Hewlett-Packard is ramping up its own tablet PC efforts in the wake of Apple’s iPad launch, releasing a new official blog posting and video that shows an upcoming slate product capable of video conferencing.
“Think about the last time you chatted with friends over Skype on your notebook,” Phil McKinney, vice president and chief technology officer for Hewlett-Packard’s Personal Systems Group, wrote in a 5 April posting on the company’s Voodoo Blog. “Or uploaded a picture from your mobile phone to Facebook or Flickr. How about the last time you viewed images or video from an SD card or a USB device. We know that you expect to be able to capture and share digital content on your mobile devices.”
The Slate, apparently, can deliver all those functions. A 30-second video accompanying the blog post shows a pair of hands activating a Skype app for two-way video conferencing, using one of possibly two built-in camera modules to take an image, browsing through music, plugging in a USB cord, and inserting a 16GB SD memory card into a slot on the side of the device.
In the blog posting, McKinney seems to be taking a shot at Apple’s iPad by suggesting that “media consumption is only half of the ideal mobile experience.” Apple has been touting its tablet as primarily a lightweight means to view movies, e-books, TV shows, Web pages and other digital content.

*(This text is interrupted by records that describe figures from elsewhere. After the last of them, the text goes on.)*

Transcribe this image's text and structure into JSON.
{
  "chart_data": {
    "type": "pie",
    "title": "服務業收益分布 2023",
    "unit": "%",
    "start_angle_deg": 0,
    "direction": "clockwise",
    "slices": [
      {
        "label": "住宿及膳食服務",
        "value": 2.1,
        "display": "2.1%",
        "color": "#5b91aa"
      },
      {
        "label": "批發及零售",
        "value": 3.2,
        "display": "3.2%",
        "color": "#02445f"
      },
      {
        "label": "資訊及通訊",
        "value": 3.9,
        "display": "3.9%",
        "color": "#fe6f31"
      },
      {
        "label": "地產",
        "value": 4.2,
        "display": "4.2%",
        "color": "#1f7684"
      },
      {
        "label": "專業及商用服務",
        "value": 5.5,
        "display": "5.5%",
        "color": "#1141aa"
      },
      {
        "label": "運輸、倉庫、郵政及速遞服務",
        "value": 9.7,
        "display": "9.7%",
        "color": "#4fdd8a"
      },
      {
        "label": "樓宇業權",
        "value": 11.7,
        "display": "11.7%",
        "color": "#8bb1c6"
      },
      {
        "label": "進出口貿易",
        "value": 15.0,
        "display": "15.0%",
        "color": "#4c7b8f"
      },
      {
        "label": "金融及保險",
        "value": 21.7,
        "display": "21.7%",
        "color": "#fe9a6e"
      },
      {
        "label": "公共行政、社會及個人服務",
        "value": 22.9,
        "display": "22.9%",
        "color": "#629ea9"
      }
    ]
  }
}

While the iPad has proven a strong seller in its first weekend of release, HP may be betting it has an advantage in certain key features of its own tablet offering, including camera modules and ability to run Adobe Flash. The current version of the iPad does not feature a camera module, nor does it support SB memory cards, which can be used to expand the device’s total memory.
“With this slate product, you’re getting a full Web browsing experience in the palm of your hand. No watered-down Internet, no sacrifices,” McKinney wrote in an 8 March posting on the Voodoo Blog. “A big bonus for the slate product is that, being based off Windows 7, it offers full Adobe support.”
During a January meeting at Apple headquarters, CEO Steve Jobs allegedly suggested that the iPad would not support Flash because it was “buddy.” In response, Adrian Ludwig, a member of Adobe’s Platform Product Marketing team, wrote in a 27 Jan. posting on the Adobe Flash Platform Blog; “It looks like Apple is continuing to impose restrictions on their devices that limit both content publishers and consumers. … Without Flash support, iPad users will not be able to access the full range of Web content, including over 70 percent of games and 75 percent of video on the Web.”
A first glimpse of HP’s product was offered by Microsoft CEO Steve Ballmer during a keynote presentation at January’s Consumer Electronics Show in Las Vegas, with Ballmer suggesting at the time that the tablet’s capabilities would extend to e-reading, Web surfing and playing multimedia. Besides HP, manufacturers including Fujitsu, Fusion Garage, Pegatron and Archos plan on releasing tablets to compete in the space.
However, those companies face a robust competitor in Apple, which announced on April 5 that it had sold some 300,000 iPads in the United States by midnight on 3 April. In a statement, Apple CEO Steve Jobs suggested that the average iPad purchaser had downloaded three apps and “close to one book” within their first few hours of purchase, for a total of more than one million iPad apps and 250,000 e-books.
In his statement, Jobs termed the iPad a “game changer.” Whether HP can take advantage of that changed game-space, when it releases its own tablet at an as-yet-unannounced date later in 2010, remains to be seen.